Moreover, JVM reaction to memory pressure has been improved. "Memory pressure" is a property that represents the total memory usage (RAM) on the system. This new feature can be leveraged to reduce the amount of memory used on a system where multiple JVMs are deployed and control the amount of memory designated to be consumed by each JVM, avoiding Out of Memory Errors (OOMEs) from occurring.

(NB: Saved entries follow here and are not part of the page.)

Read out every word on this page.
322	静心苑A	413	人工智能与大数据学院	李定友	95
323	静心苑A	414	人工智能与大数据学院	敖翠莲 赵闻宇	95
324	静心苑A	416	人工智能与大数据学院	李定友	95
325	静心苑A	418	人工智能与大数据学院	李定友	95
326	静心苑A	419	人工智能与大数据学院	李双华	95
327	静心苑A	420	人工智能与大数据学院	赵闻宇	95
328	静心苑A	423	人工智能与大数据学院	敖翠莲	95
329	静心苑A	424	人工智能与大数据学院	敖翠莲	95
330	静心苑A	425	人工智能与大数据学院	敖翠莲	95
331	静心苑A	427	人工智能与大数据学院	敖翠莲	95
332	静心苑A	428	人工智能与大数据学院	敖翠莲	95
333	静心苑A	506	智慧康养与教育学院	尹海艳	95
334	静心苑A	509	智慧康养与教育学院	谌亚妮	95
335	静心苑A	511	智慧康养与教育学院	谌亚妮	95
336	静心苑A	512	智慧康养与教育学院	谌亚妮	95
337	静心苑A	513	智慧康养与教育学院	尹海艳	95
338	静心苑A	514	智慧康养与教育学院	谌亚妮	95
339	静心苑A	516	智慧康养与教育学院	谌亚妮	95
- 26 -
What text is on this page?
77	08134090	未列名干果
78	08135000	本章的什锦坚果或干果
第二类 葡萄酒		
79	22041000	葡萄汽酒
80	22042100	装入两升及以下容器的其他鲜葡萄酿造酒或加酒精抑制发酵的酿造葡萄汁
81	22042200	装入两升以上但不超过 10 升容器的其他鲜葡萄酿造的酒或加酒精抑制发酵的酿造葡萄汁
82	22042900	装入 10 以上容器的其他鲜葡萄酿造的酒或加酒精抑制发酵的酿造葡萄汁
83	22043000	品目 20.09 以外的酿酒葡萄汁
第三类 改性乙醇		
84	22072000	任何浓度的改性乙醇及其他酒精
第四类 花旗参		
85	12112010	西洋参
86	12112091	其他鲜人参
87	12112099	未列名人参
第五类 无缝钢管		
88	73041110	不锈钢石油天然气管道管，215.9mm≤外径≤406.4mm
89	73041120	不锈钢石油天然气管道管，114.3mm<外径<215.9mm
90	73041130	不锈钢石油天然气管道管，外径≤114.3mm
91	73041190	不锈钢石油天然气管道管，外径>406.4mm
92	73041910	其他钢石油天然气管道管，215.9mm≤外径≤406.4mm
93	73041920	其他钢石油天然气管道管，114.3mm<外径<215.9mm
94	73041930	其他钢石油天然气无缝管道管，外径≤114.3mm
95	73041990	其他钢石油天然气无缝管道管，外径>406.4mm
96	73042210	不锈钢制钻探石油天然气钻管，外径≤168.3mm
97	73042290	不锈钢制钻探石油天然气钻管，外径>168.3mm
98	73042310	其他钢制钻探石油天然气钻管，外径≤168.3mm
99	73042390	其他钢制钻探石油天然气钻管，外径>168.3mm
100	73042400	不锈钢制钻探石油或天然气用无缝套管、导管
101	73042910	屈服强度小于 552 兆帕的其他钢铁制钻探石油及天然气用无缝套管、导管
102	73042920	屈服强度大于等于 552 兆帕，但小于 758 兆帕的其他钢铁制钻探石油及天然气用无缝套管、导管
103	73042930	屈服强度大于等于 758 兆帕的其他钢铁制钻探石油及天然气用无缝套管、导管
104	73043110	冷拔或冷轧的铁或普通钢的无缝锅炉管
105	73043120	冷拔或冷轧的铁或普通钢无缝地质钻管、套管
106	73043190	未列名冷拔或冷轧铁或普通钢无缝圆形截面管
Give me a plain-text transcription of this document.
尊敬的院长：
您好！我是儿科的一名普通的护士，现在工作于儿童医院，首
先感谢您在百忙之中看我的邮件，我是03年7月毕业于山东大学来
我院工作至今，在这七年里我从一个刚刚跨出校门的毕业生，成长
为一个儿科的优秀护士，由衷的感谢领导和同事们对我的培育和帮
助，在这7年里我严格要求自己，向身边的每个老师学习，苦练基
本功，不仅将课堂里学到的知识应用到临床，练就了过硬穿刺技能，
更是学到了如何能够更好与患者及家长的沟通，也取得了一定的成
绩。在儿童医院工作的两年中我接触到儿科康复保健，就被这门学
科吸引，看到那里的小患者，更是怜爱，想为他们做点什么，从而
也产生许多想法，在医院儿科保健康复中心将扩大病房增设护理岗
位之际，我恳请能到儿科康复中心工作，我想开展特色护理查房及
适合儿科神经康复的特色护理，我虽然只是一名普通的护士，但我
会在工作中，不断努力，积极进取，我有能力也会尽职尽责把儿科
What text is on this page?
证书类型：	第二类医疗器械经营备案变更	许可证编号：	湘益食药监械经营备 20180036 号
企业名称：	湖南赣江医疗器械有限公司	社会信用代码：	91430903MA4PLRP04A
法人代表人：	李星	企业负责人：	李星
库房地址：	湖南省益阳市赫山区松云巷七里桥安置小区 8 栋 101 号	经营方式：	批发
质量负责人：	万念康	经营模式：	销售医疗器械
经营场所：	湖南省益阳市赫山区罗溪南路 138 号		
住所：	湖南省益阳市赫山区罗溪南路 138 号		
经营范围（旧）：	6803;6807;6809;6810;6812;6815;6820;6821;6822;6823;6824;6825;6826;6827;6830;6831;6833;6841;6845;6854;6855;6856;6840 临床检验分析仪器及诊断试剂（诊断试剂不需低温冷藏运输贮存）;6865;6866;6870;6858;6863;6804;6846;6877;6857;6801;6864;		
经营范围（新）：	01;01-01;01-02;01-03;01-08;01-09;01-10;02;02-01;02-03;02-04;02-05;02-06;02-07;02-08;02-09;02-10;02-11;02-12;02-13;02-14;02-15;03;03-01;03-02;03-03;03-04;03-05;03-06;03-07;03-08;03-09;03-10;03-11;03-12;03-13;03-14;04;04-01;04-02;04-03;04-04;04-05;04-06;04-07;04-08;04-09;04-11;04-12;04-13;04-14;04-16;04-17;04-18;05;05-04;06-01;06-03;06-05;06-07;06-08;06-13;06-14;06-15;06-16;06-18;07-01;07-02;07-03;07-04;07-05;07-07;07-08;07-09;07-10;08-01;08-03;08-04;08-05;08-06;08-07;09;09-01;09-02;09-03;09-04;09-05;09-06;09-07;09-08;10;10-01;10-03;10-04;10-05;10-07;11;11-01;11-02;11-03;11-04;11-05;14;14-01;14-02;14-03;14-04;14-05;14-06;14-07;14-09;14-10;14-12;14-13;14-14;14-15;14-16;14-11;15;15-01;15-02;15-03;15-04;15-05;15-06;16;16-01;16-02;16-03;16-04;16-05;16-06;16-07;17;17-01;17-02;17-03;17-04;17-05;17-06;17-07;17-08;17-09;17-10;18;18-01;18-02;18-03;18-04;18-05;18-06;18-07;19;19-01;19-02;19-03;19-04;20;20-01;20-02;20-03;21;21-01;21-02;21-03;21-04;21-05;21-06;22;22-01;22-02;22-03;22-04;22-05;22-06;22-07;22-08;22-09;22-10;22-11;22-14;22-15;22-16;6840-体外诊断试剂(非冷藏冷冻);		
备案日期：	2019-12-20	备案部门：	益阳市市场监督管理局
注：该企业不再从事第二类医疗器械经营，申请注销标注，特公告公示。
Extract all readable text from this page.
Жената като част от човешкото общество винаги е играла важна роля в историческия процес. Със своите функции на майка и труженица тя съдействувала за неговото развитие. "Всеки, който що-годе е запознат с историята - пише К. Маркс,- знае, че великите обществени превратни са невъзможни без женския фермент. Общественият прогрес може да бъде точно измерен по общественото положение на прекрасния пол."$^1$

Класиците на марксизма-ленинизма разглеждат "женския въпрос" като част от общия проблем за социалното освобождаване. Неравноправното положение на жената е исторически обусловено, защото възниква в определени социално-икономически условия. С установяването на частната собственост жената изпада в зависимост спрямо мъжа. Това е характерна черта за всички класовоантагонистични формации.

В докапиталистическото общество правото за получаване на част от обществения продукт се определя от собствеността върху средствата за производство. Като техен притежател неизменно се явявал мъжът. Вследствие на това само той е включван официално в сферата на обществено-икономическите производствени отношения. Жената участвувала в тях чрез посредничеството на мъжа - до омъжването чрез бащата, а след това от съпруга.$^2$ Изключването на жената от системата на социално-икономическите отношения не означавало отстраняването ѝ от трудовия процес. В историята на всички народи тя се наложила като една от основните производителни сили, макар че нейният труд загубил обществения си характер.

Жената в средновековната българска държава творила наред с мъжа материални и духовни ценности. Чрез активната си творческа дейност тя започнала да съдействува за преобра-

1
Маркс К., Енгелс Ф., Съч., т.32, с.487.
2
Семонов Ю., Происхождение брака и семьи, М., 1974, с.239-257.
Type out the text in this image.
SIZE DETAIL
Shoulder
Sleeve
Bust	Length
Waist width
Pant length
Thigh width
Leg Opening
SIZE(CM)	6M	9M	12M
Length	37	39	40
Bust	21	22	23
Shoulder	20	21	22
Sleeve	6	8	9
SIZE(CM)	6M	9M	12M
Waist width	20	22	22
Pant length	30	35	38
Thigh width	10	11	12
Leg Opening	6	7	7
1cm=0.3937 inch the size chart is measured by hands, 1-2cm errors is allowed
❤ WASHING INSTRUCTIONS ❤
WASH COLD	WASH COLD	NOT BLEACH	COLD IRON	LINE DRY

Meanwhile, new JavaFX features and enhancements include the ability to modernize the JavaFX stack on Mac OS X and new JavaFX accessibility. Oracle said the JavaFX media stack has been ported on Mac OS X from QTKit and Quicktime, which have been deprecated, to the newer AVFoundation framework. With this, developers using the JavaFX media stack can now gain Mac App Store acceptance and have the opportunity to have their applications released on the Mac App Store. Also, existing JavaFX controls to support assistive technologies have been enhanced, and a public API is provided for developers to write their own accessible controls.